Now it is.

Saturday evening, as many will know, was the official launch of both the publishing company, diiarts, and my historical novel, May 1812.

And now it is Monday evening, and all yesterday and today, I have been asked how I’m feeling?  Am I excited?  Have my feet hit the ground?  Is it wonderful?  Am I relieved?  Was it all brilliant? 

Yes, yes, yes and yes. 

And curiously, the thing that I was most concerned about–meeting people–went very well.  Not a single one threw wine in my face, bunged rotten tomatoes at me, called for the reintroduction of the pillory, twapped me hard about the head, or slapped me.  The reading of an excerpt from the book also went surprisingly well–although I’ll tell you this:  when reading aloud dramatically I have discovered I spit like crazy.  (Charming, I know–and you didn’t want to know that.)

But the emotions today encompass all of those fine, exalted thoughts and more.  Or perhaps it’s just very different.  I don’t know.

Because there’s a great deal more to it than all that.  For you see, in one day, an idea that I had been nurturing, writing, working toward and living has ceased to be just an idea in my head, but it is now an object of desire, coveted and covetable, a hardcover book. 

(And thanks to the superb work by the cover artist, it is a very beautiful book, too.) 

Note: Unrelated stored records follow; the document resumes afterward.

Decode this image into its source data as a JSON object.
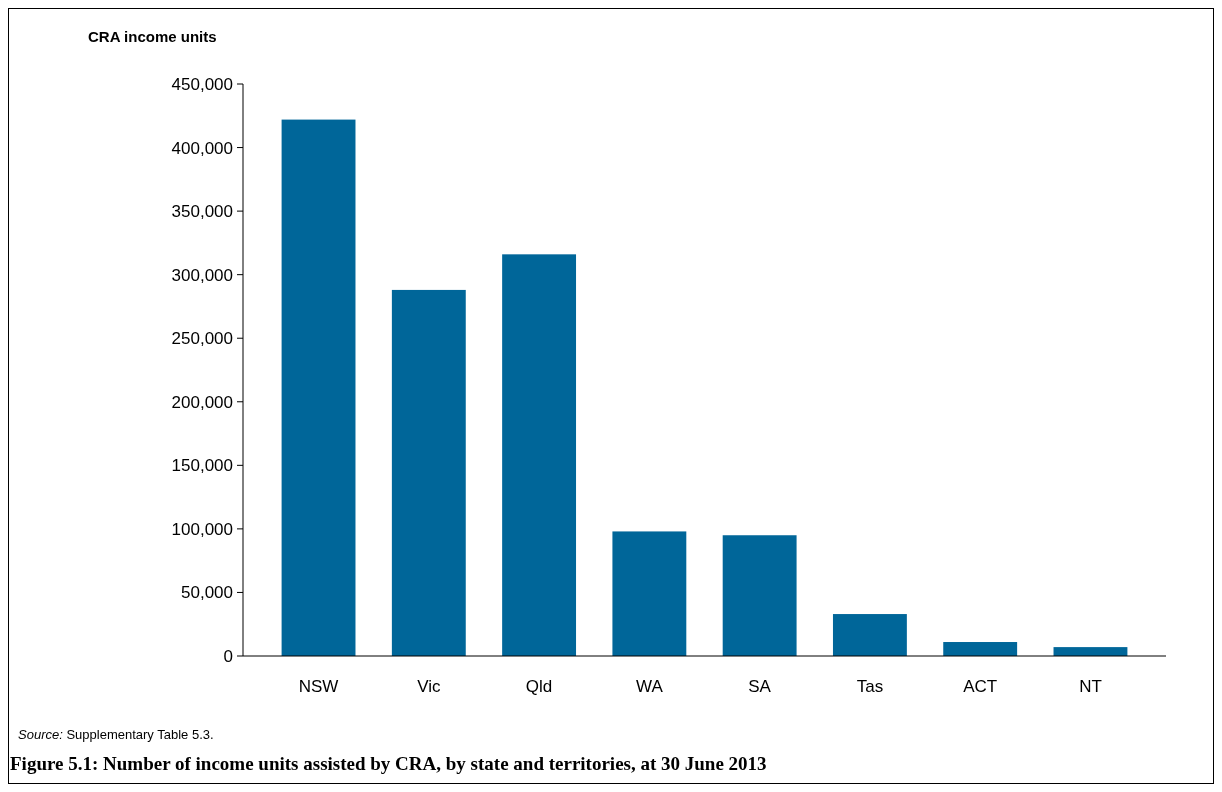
{
  "chart_data": {
    "type": "bar",
    "title": "Figure 5.1: Number of income units assisted by CRA, by state and territories, at 30 June 2013",
    "ylabel": "CRA income units",
    "annotations": [
      "Source: Supplementary Table 5.3."
    ],
    "categories": [
      "NSW",
      "Vic",
      "Qld",
      "WA",
      "SA",
      "Tas",
      "ACT",
      "NT"
    ],
    "values": [
      422000,
      288000,
      316000,
      98000,
      95000,
      33000,
      11000,
      7000
    ],
    "color": "#006699",
    "ylim": [
      0,
      450000
    ],
    "yticks": [
      0,
      {
        "value": 50000,
        "label": "50,000"
      },
      {
        "value": 100000,
        "label": "100,000"
      },
      {
        "value": 150000,
        "label": "150,000"
      },
      {
        "value": 200000,
        "label": "200,000"
      },
      {
        "value": 250000,
        "label": "250,000"
      },
      {
        "value": 300000,
        "label": "300,000"
      },
      {
        "value": 350000,
        "label": "350,000"
      },
      {
        "value": 400000,
        "label": "400,000"
      },
      {
        "value": 450000,
        "label": "450,000"
      }
    ],
    "grid": false
  }
}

A few weeks ago–this was following working very hard on the final editing, the final scenes–I awoke one morning and realised that the door to Myddelton’s life was now closed to me.  It was done.  And there was nothing I could add or discuss or change.  I didn’t belong in his head or his bedroom any longer.  It was all done.  I had said all there was for me to say.  And although he would always be close to me, I could never again enter into his private world.  Which is an odd sentiment–perhaps even a tristesse. 

And the realisation that May 1812 is now out there, to be bought, cherished, disliked, coveted or whatever, by the reading public is an extension of that.  It is no longer my book.  It belongs to whomever buys it, reads it, engages with its characters and ideas and has it on their shelf…  

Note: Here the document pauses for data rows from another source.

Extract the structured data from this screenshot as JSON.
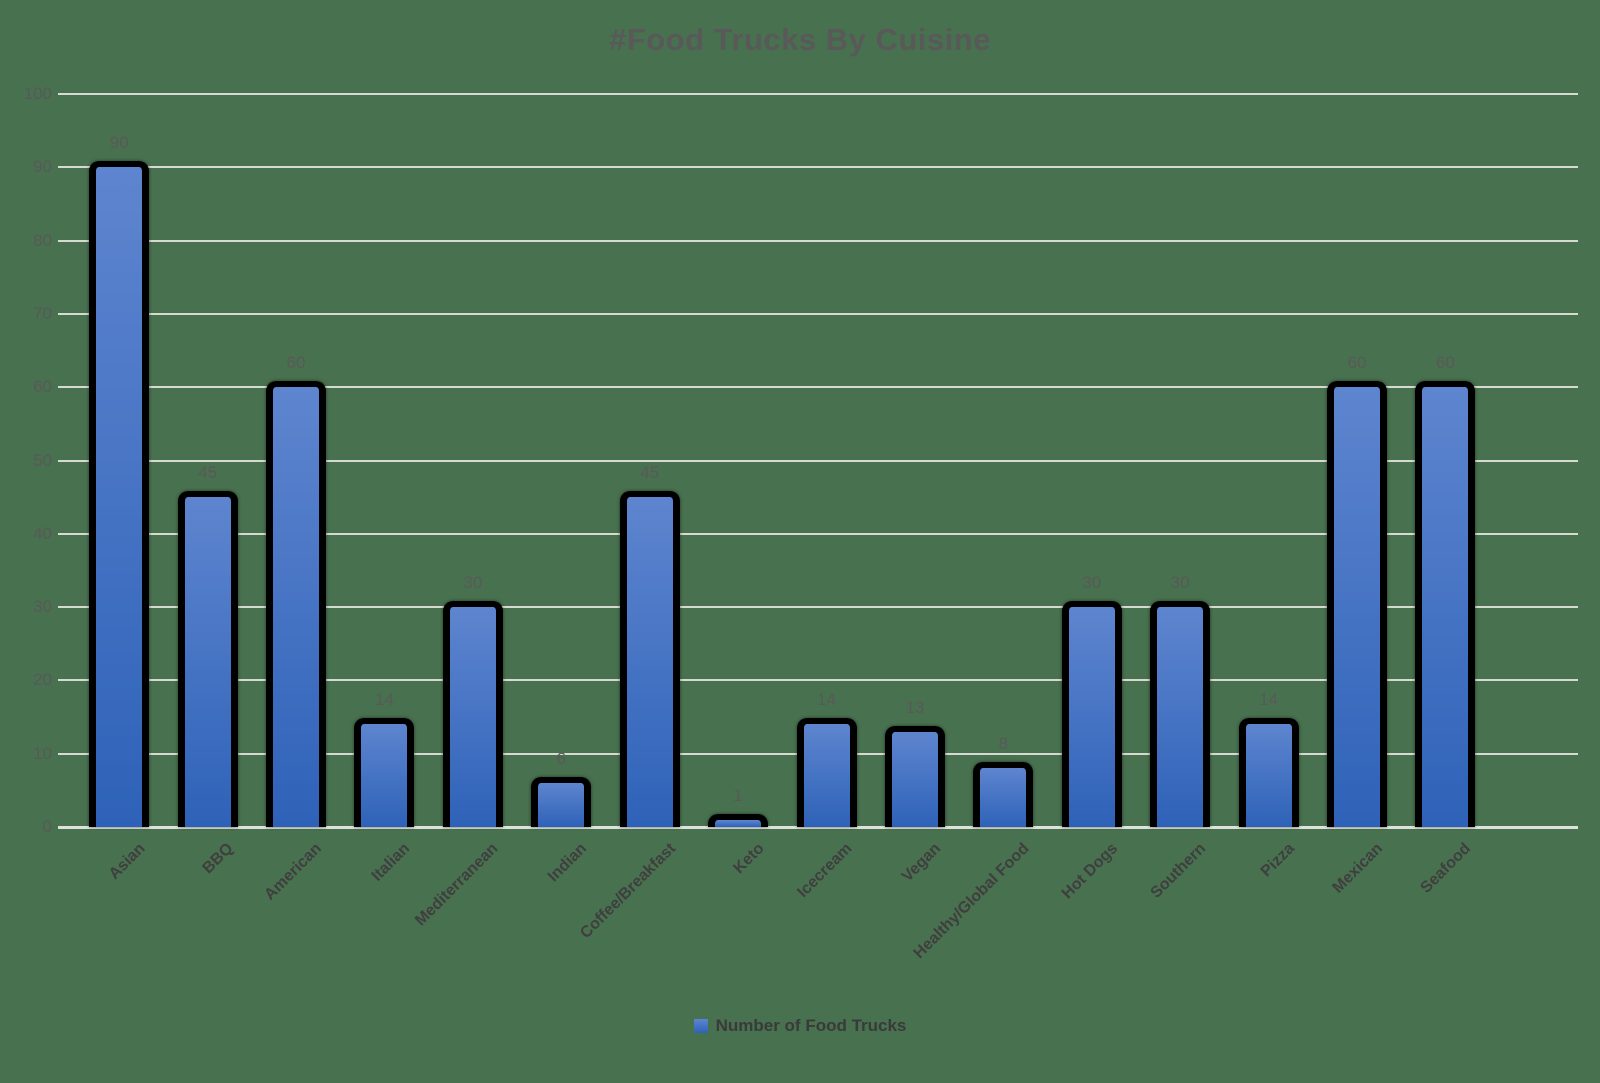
{
  "chart_data": {
    "type": "bar",
    "title": "#Food Trucks By Cuisine",
    "series_name": "Number of Food Trucks",
    "categories": [
      "Asian",
      "BBQ",
      "American",
      "Italian",
      "Mediterranean",
      "Indian",
      "Coffee/Breakfast",
      "Keto",
      "Icecream",
      "Vegan",
      "Healthy/Global Food",
      "Hot Dogs",
      "Southern",
      "Pizza",
      "Mexican",
      "Seafood"
    ],
    "values": [
      90,
      45,
      60,
      14,
      30,
      6,
      45,
      1,
      14,
      13,
      8,
      30,
      30,
      14,
      60,
      60
    ],
    "xlabel": "",
    "ylabel": "",
    "ylim": [
      0,
      100
    ],
    "yticks": [
      0,
      10,
      20,
      30,
      40,
      50,
      60,
      70,
      80,
      90,
      100
    ],
    "grid": true,
    "legend_position": "bottom",
    "colors": {
      "background": "#48714F",
      "gridline": "#D6DAD1",
      "axis_line": "#DEE2DA",
      "bar_gradient_top": "#5E85CF",
      "bar_gradient_bottom": "#2E62B8",
      "bar_outline": "#000000",
      "title_text": "#595959",
      "tick_text": "#595959",
      "category_text": "#3F3F3F",
      "data_label_text": "#595959",
      "legend_text": "#3A3A3A"
    }
  }
}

This entry was posted in Writing.

8 comments on “Now it is.

  1. Greta Thain says:

    There should be a sunset

    • M M Bennetts says:

      In the middle of the day, in the middle of a drizzle-fest of lowering clouds (that is lowering right onto my helmet), there should be a sunset? I’ll mention it to God, shall I? Ha ha.

  2. That won’t work, unless he’s got a copy of Photoshop.

  3. Malcolm Mendey says:

    It will always be your book, MMB; but now it is to be shared and enjoyed with other fortunate souls. I am anxiously awaiting delivery of my personal copy to be displayed in a prominent position on one of my shelves.

    My very best to you on achieving your dream.


    • M M Bennetts says:

      Well, that is true. But at the same time, I suddenly realised that just as I buy a book, read it, put it on the shelf and think of it as mine–as in my Patrick O’Brians, or my Dick Francis…and I’m not wrong to think that, for after all, I bought it, I own it; so too, now someone else who has acquired May 1812 could say the very same thing. It’s theirs.

      Just never considered it before, you know.